How to divide your possessions on separation
It’s a bit of a cliché that couples who separate end up arguing about who gets to keep the pet(s), the favourite sofa or the music collection. But it doesn’t have to be like that. Try and agree as much as you can with your ex-partner – and be prepared to compromise.
- Dividing personal possessions
- Agreeing who keeps the car
- Sorting out jewellery, paintings and collectibles
- Agreeing who keeps your pets
Dividing personal possessions
It’s likely that one or both of you have a significant emotional attachment to your possessions, such as your:
- Music collection, or
- Shared family car
It might be hard if you can’t keep things that you believe you’re entitled to, but try and reach an agreement, if you can. Use mediation if necessary.
When thinking about furniture and cars, start by working out where you both will live after you separate.
Will you both need to furnish new properties? If so, dividing the furniture and big appliances so that you each keep some or buy some new ones can be a fair approach.
Go through the house, the garden shed and the garage and attic, and prepare a list of what’s there.
Then try to agree who gets as many of the items as you can.
There might be some things you can’t agree on. As a last resort, you could pick alternately from a list of what is left.
Dividing possessions if you’ve been cohabiting
If you’re dividing items you’ve bought while you’ve been together and you can’t agree who should get what, it’s useful to know what the law says.
In general terms:
- The person who bought the item owns it.
- If you have been given something as a present, you’re able to keep it.
- If you bought something between you, you own it between you – if one of you paid more towards it than the other, it would be assumed you’d divide it like that (which would mean, in practice, that one would buy the other out).

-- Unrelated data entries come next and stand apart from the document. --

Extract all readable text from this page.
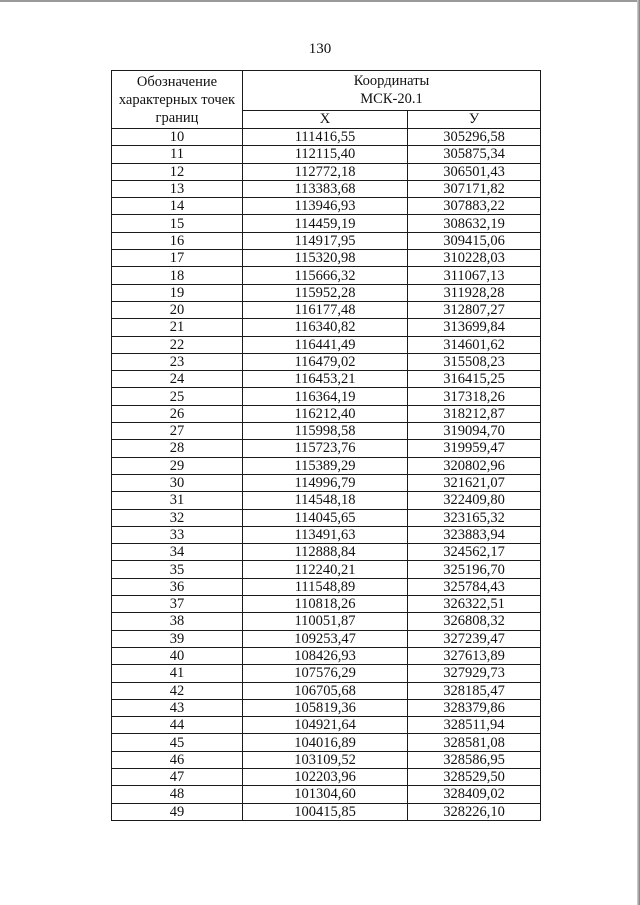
130
Обозначение
характерных точек
границ	Координаты
МСК-20.1	

	X	У
10	111416,55	305296,58
11	112115,40	305875,34
12	112772,18	306501,43
13	113383,68	307171,82
14	113946,93	307883,22
15	114459,19	308632,19
16	114917,95	309415,06
17	115320,98	310228,03
18	115666,32	311067,13
19	115952,28	311928,28
20	116177,48	312807,27
21	116340,82	313699,84
22	116441,49	314601,62
23	116479,02	315508,23
24	116453,21	316415,25
25	116364,19	317318,26
26	116212,40	318212,87
27	115998,58	319094,70
28	115723,76	319959,47
29	115389,29	320802,96
30	114996,79	321621,07
31	114548,18	322409,80
32	114045,65	323165,32
33	113491,63	323883,94
34	112888,84	324562,17
35	112240,21	325196,70
36	111548,89	325784,43
37	110818,26	326322,51
38	110051,87	326808,32
39	109253,47	327239,47
40	108426,93	327613,89
41	107576,29	327929,73
42	106705,68	328185,47
43	105819,36	328379,86
44	104921,64	328511,94
45	104016,89	328581,08
46	103109,52	328586,95
47	102203,96	328529,50
48	101304,60	328409,02
49	100415,85	328226,10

Agreeing who keeps the car
One of you could keep the family car, perhaps because of work commitments, in exchange for giving up other household possessions.
But consider if you have an outstanding loan on the car and who will be responsible for making repayments.
Sorting out jewellery, paintings and collectibles
It might be worth getting an expert valuation if you have a joint collection of valuables, such as jewellery, paintings or collectibles.
You are likely to have to pay for this service.
If you’re divorcing or dissolving your civil partnership, rather than separating as cohabiting partners, such collections could be taken into account as part of the ‘pot’ of assets to be divided, unless they are of very low value.
It is much better if you and your husband, wife or civil partner can agree how this should be divided.
Agreeing who keeps your pets
It’s best if you and your ex-partner can agree who should keep any family pets.
Try and put the welfare of your pet first.
You may feel that it should be with you, but that might not be the best solution.
- If you have children and they are attached to your pet, it might make sense to arrange things so they can see it as much as possible. Wherever possible, try not to separate children and pets.
- Don’t forget to work out whether you will be able to afford to keep the pet after you split up. Pets can be costly. It’s not only the cost of food that you have to budget for, but vet’s bills, which can be expensive unless you have pet insurance.
- Pets take time to look after. Make sure whoever plans to take it on will have time to exercise it and – if you’re moving – that your new home will be suitable.
What the courts would do about your pets
If you and your ex-partner are getting divorced or dissolving your civil partnership, and you can’t agree what should happen to your pets, you could ask the court to decide who should keep them.
It’s not something the courts generally like to spend time deciding and you’d find your pets would be treated like any other financial asset.
That means that the court could order that the pet:
- Splits its time between both owners
- Should be looked after by one or other of you
Courts don’t have to take the welfare of the pet into account.
That means that, even if the pet could find it stressful to be moved to a new home, the court might still order this.